The Straits Times Index's flat day despite a globally constructive session tells you the STI's structural composition is doing what it always does on risk-on days: banks absorb geopolitical risk-premium compression positively (DBS, OCBC, UOB all likely firmer), while tech drags from Sea and Grab's profitability narrative overhang. This is not new — Singapore's market has consistently bifurcated between its world-class banks (which perform on rate-cycle and credit-quality grounds) and its tech growth names (which remain hostage to profitability timing). Temasek's portfolio includes both Sea and SpaceX exposure; the IPO day where SpaceX listed at $2.2T while Sea fell 3.2% captures the tension between Singapore's two investment theses. For S-REIT investors: the Iran deal's oil-bearish read is marginally positive for Singapore property REITs via reduced inflation expectations, keeping MAS NEER adjustments incremental.

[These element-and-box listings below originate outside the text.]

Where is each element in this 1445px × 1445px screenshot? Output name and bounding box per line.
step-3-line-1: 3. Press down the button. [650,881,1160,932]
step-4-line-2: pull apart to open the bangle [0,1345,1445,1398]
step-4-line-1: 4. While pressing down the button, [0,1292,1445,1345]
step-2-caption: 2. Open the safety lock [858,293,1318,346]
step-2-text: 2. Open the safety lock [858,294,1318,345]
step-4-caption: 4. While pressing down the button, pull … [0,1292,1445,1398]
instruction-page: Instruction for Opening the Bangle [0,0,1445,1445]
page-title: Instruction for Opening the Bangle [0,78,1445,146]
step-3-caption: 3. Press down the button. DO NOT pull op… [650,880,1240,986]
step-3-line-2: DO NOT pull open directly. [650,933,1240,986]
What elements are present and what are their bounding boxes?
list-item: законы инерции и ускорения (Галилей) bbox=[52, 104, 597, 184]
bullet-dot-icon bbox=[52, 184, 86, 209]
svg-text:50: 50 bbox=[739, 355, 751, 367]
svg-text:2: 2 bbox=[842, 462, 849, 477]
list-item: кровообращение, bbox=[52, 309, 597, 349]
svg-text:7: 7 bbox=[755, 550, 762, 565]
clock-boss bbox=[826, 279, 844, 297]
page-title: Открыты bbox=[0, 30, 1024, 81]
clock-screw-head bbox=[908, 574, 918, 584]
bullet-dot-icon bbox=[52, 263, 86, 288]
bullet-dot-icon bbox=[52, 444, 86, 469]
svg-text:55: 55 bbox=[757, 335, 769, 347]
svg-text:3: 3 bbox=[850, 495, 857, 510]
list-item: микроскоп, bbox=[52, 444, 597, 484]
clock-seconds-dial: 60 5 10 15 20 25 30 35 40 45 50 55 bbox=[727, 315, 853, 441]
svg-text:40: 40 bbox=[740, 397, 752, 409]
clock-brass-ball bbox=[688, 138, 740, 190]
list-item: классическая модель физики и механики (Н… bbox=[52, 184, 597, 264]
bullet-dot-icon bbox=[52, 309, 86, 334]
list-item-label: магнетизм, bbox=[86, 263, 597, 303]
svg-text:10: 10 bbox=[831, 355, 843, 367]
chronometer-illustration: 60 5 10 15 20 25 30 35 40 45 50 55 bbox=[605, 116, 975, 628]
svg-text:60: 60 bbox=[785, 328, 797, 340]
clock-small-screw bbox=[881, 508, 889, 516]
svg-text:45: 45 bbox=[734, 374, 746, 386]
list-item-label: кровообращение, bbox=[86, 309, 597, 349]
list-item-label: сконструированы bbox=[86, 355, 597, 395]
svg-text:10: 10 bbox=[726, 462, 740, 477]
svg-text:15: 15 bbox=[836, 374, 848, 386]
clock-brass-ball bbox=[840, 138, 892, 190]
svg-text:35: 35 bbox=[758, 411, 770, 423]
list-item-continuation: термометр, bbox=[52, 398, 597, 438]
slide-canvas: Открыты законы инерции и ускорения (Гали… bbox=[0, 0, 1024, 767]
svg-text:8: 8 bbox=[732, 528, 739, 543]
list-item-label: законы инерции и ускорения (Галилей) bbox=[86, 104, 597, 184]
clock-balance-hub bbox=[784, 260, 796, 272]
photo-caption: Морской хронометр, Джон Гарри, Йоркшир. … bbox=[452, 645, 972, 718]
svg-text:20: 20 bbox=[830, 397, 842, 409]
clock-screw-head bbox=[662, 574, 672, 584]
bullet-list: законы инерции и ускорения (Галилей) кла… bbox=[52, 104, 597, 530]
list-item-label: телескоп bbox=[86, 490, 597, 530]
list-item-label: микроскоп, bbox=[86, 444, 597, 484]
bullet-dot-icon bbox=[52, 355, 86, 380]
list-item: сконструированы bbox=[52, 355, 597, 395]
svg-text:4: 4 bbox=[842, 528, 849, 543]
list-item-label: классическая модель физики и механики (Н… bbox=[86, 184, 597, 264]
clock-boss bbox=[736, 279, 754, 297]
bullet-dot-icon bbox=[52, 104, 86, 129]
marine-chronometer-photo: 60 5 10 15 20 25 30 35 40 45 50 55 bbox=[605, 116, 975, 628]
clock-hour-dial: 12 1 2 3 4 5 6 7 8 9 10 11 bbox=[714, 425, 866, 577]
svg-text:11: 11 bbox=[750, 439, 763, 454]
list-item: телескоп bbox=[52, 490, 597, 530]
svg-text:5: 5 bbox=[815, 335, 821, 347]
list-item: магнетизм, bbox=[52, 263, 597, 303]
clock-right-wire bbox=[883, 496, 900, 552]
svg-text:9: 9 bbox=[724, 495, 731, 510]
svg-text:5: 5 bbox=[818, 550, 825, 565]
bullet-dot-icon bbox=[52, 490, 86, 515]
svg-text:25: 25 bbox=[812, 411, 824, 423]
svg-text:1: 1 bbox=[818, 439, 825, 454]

Watch DBS and OCBC next earnings for trade finance volume data reflecting Hormuz normalization.

What to watch tomorrow

Sea and Grab Sentiment

Continued selling pressure on Monday would signal structural re-rating rather than single-session volatility; watch if SGX volumes on both names increase (panic) or decrease (orderly lightening).

MAS NEER Policy Signal

Any MAS commentary on the Singapore Dollar Nominal Effective Exchange Rate will be the week's key monetary signal — Iran-deal-driven lower oil imports improve Singapore's current account, potentially influencing MAS's inflation tolerance.

STI Banking Sector

DBS, OCBC, and UOB will be the bellwether for whether Singapore's banking resilience on Friday sustained — any fresh newsflow on regional credit quality or trade finance volumes will move the Big Three.